1 Institute for the Science of Teaching & Learning, Arizona State University (UNITED STATES)
2 University Politehnica of Bucharest (ROMANIA)
3 Georgia State University, Department of Applied Linguistics/ESL (UNITED STATES)
About this paper:
Appears in: EDULEARN16 Proceedings
Publication year: 2016
Pages: 5269-5279
ISBN: 978-84-608-8860-4
ISSN: 2340-1117
doi: 10.21125/edulearn.2016.2241
Conference name: 8th International Conference on Education and New Learning Technologies
Dates: 4-6 July, 2016
Location: Barcelona, Spain
The development of strong writing skills is not a simple task, and requires thorough instruction and opportunities for deliberate practice. Unfortunately, deliberate practice relies on the delivery of personalized feedback, which places significant demands on teachers’ time and reduces the number of essays that students can write.

In response to these issues, computer-based writing systems have been developed to provide students with automated feedback on their writing. The essay scores delivered by these automated writing evaluation (AWE) systems have been shown to be highly accurate; however, critics frequently note that they rarely consider personal information related to the users. Therefore, researchers have recently begun to model information that goes beyond essay scores, such as students’ affective states and working memory capacity.

The purpose of the current study is to investigate the degree to which linguistic properties of students’ essays can be used to model individual differences in their vocabulary knowledge and comprehension skills. We calculated linguistic essay features using our framework, ReaderBench, which is an automated text analysis tool that calculates linguistic and rhetorical text indices. The overarching goal of this research is to inform student models in AWE systems, which can help to improve the personalization of their feedback and instruction.

University students (n = 108) produced timed (25 minutes), argumentative essays in response to a standardized test prompt.
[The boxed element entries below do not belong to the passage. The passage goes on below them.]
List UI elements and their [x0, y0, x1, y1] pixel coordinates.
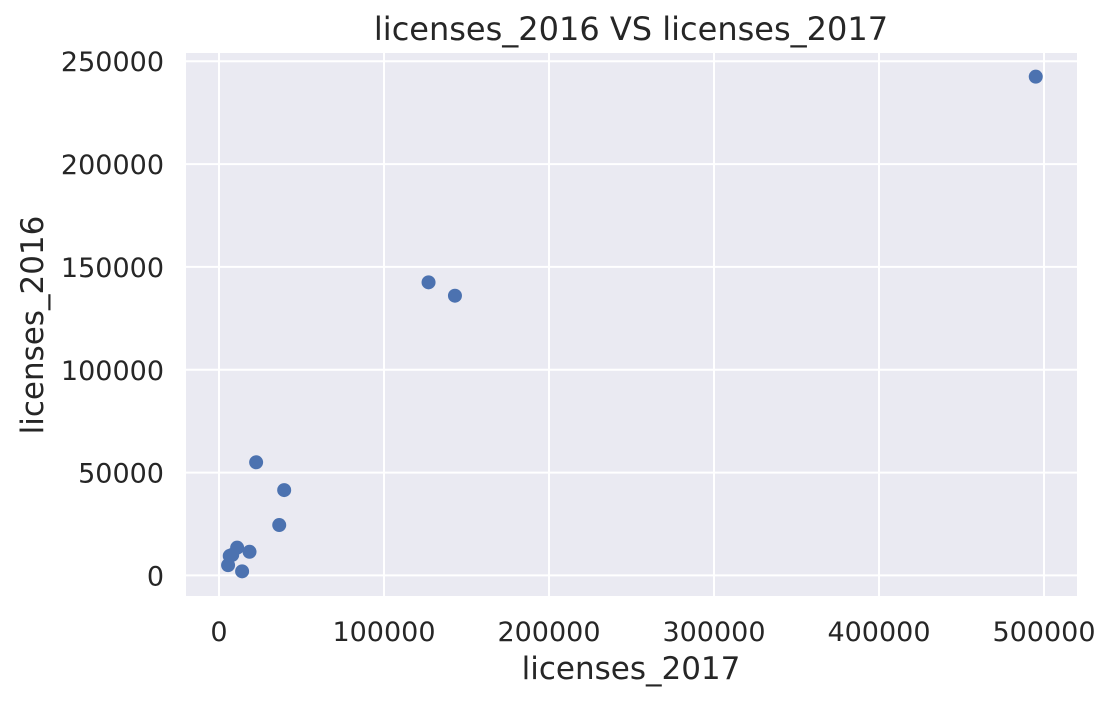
- data-points: [221, 69, 1043, 579]
- x-tick-label: 500000: [992, 617, 1095, 648]
- x-tick-label: 0: [210, 617, 227, 648]
- y-tick-label: 200000: [61, 150, 164, 181]
- chart-title: licenses_2016 VS licenses_2017: [374, 10, 888, 48]
- data-point: [242, 544, 257, 559]
- data-point: [249, 455, 264, 470]
- data-point: [421, 275, 436, 290]
- y-axis-label: licenses_2016: [15, 216, 51, 435]
- data-point: [235, 564, 250, 579]
- x-tick-label: 300000: [662, 617, 765, 648]
- plot-area: [186, 53, 1077, 596]
- x-tick-label: 400000: [827, 617, 930, 648]
- data-point: [272, 518, 287, 533]
- x-tick-label: 100000: [332, 617, 435, 648]
- y-tick-label: 250000: [61, 47, 164, 78]
- x-tick-label: 200000: [497, 617, 600, 648]
- y-gridlines: [186, 60, 1077, 577]
- y-tick-label: 50000: [78, 459, 164, 490]
- data-point: [221, 558, 236, 573]
- data-point: [1028, 69, 1043, 84]
- data-point: [277, 483, 292, 498]
- x-gridlines: [218, 53, 1045, 596]
- data-point: [447, 288, 462, 303]
- y-tick-label: 150000: [61, 253, 164, 284]
- y-tick-labels: 0 50000 100000 150000 200000 250000: [61, 47, 164, 592]
- y-tick-label: 0: [147, 561, 164, 592]
- y-tick-label: 100000: [61, 356, 164, 387]
- x-axis-label: licenses_2017: [522, 651, 741, 687]
- x-tick-labels: 0 100000 200000 300000 400000 500000: [210, 617, 1095, 648]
Additionally, they completed the Gates-MacGinitie Vocabulary and Reading Comprehension tests.

Pearson correlations were calculated between students’ scores on the vocabulary and comprehension measures and the linguistic properties of their essays. The indices that demonstrated a significant correlation with vocabulary knowledge and comprehension scores (p < .05) were retained in the analysis. Next, multicollinearity of the indices was assessed (r > .70). When indices demonstrated multicollinearity, the index that correlated most strongly with vocabulary knowledge and comprehension scores was retained.

To determine whether individual differences in vocabulary and comprehension scores manifested in the properties of essays, two stepwise regression analyses were calculated. The results of the vocabulary analysis indicated that five indices were able to account for 45.3% of the variance in vocabulary scores [F(5, 102) = 16.927, p < .001; R2 = .453]: average word syllable count, word entropy, average concession connectives per paragraph, average word polysemy count, and average cohesion in-between the sentences of each paragraph (measured via Latent Semantic Analysis). Similarly, the first three of these indices accounted for 36.3% of the variance in comprehension scores [F(3, 104) = 19.758, p < .001; R2 = .363]. These analyses confirmed that the characteristics of students’ essays were, indeed, related to their vocabulary and comprehension skills.

Our results suggest that natural language processing techniques can help to inform models of individual differences among student writers. Importantly, our framework, ReaderBench, supports multi-lingual text analyses, currently covering English, French, Spanish and Romanian languages. Therefore, the results of these analyses can potentially be used to inform computer-based writing systems in a variety of different languages to provide more personalized and adaptive instruction.
Automated essay grading, textual complexity, comprehension prediction.